Pyface provides a unified interface for toolkit timers. There are two levels to this inferface: a simple functional interface for simple single-shot deferred callbacks, and a more complex interface for application-level timers such as heartbeats and periodic monitors.

It is worth remembering that timers are only as accurate as the underlying toolkit and operating system permit; in particular the toolkits usually guarantee that they will be called no sooner than any specified delay, but they may be called much later (eg. worst case, if an operating system sleep occurs between a timer being set and being run, the delay can be arbitrarily long).

Functional Interface

The basic functional interface is found in pyface.timer.do_later. This provides two functions do_later() and do_after(). These two functions behave in essentially the same way, expecting a callback with arguments to be performed once at some later time, the difference being that do_later hard-codes the time to be 50 milliseconds.

import datetime
from pyface.timer.api import do_after, do_later

DEFAULT_DELTA = datetime.timedelta(milliseconds=50)

def report_time(time_started, expected_delay=DEFAULT_DELTA):
    time_now = datetime.datetime.utcnow()

    print("Time started: {}".format(time_started))
    print("Time now: {}".format(time_now))
    print("Expected delay: {}".format(expected_delay))
    print("Actual delay:   {}".format(time_now - time_started))

now = datetime.utcnow()
do_after(10 * 1000, report_time, now, expected_delay=delay)

now = datetime.utcnow()
do_later(report_time, now)


For historical reasons, the pyface.timer.do_later API expects times to be specified in milliseconds instead of seconds.

An alternative functional interface with similar capabilties is available via the pyface.timer.timer.CallbackTimer.single_shot() class method.

Timer Classes

For more complex needs, the pyface.timer.timer module provides a base timer class and several convenience subclasses for common use cases.


The pyface.timer.timer.PyfaceTimer is a base class that can be subclassed by providing a _perform() method.

import datetime
from pyface.timer.api import PyfaceTimer

class CustomTimer(PyfaceTimer):

    def _perform(self):
        print("The time is {}".format(datetime.datetime.now()))

PyfaceTimer and its subclasses provide a number of traits and methods to control the frequency and number of times the timer performs its action. The most important of these is interval which determines the time until the first call and between any subsequent calls.

Timers are explicitly started by explicitly calling their start() method, or by setting their active trait to True. By default, the timer will repeat indefinately until it is explicitly halted via stop() or setting active trait to False (or by the application shutting down).

Rather than controlling the active state of the timer explicitly, the number of invocations of the perfom() method can be controlled either via setting the repeat trait to an explicit number of times to repeat and/or setting the expire trait to a maximum number of seconds for the timer to run (which could potentially mean that the timer never gets performed).
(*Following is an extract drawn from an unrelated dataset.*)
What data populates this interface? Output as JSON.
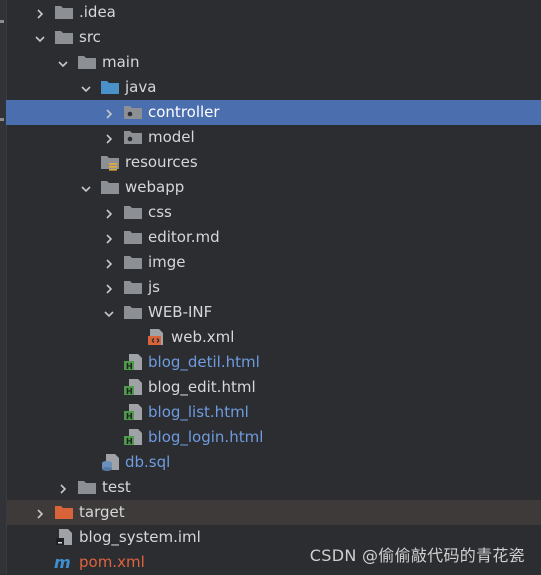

For example, a timer which repeats every 0.5 seconds and runs no more than 10 times and for no longer than 10 seconds can be started like this -

timer = CustomTimer(interval=0.5, repeat=10, expire=10)

PyfaceTimer also provides two convenience class methods for creating and starting a timer in one line. The above example could instead be written as -

timer = CustomTimer.timer(interval=0.5, repeat=10, expire=10)

For the common case of a “single-shot” timer that is only performed once, there is the single_shot() class method that creates a timer that will be called once after the specified interval -



To avoid the Python timer objects being garbage-collected prematurely, references are kept to all active timers by Pyface. This means that you can safely create timers without having to explicitly hold a long-term reference to them if you do not need it for other reasons.


Rather than subclassing PyfaceTimer for every timer that you want, it is often enough to supply a callback function (possibly with arguments) to be called by the timer. Pyface provides the CallbackTimer class for this purpose.

This class is meant to be directly instantiated, providing at a minimum a callable value for the callback trait, along with an optional tuple of args and/or optional dict of kwargs.

from pyface.timer.api import CallbackTimer

def print_time():
    print("The time is {}".format(datetime.datetime.now()))

CallbackTimer.timer(callback=print_time, interval=0.5, expire=60)


Another common use case is that you want a Traits Event to be fired periodically or at some future time. This permits many possible listeners to be called from the same timer, and have them be turned on and turned off dynamically, if desired, via Traits’ observe (note that observe listeners are required to take a single event argument). The EventTimer provides this functionality via its timeout event trait.

from pyface.timer.api import EventTimer

def print_time(event):
    print("The time is {}".format(datetime.datetime.now()))

timer = EventTimer(interval=0.5, expire=60)
timer.observe(print_time, 'timeout')


The EventTimer class is particularly suited to be used as an application “heartbeat” that arbitrary code can hook into to be run periodically without having to create its own timer.

Deprecated Classes

Pyface also provides a deprecated Timer class for backwards compatability. This class shouldn’t be used in new code.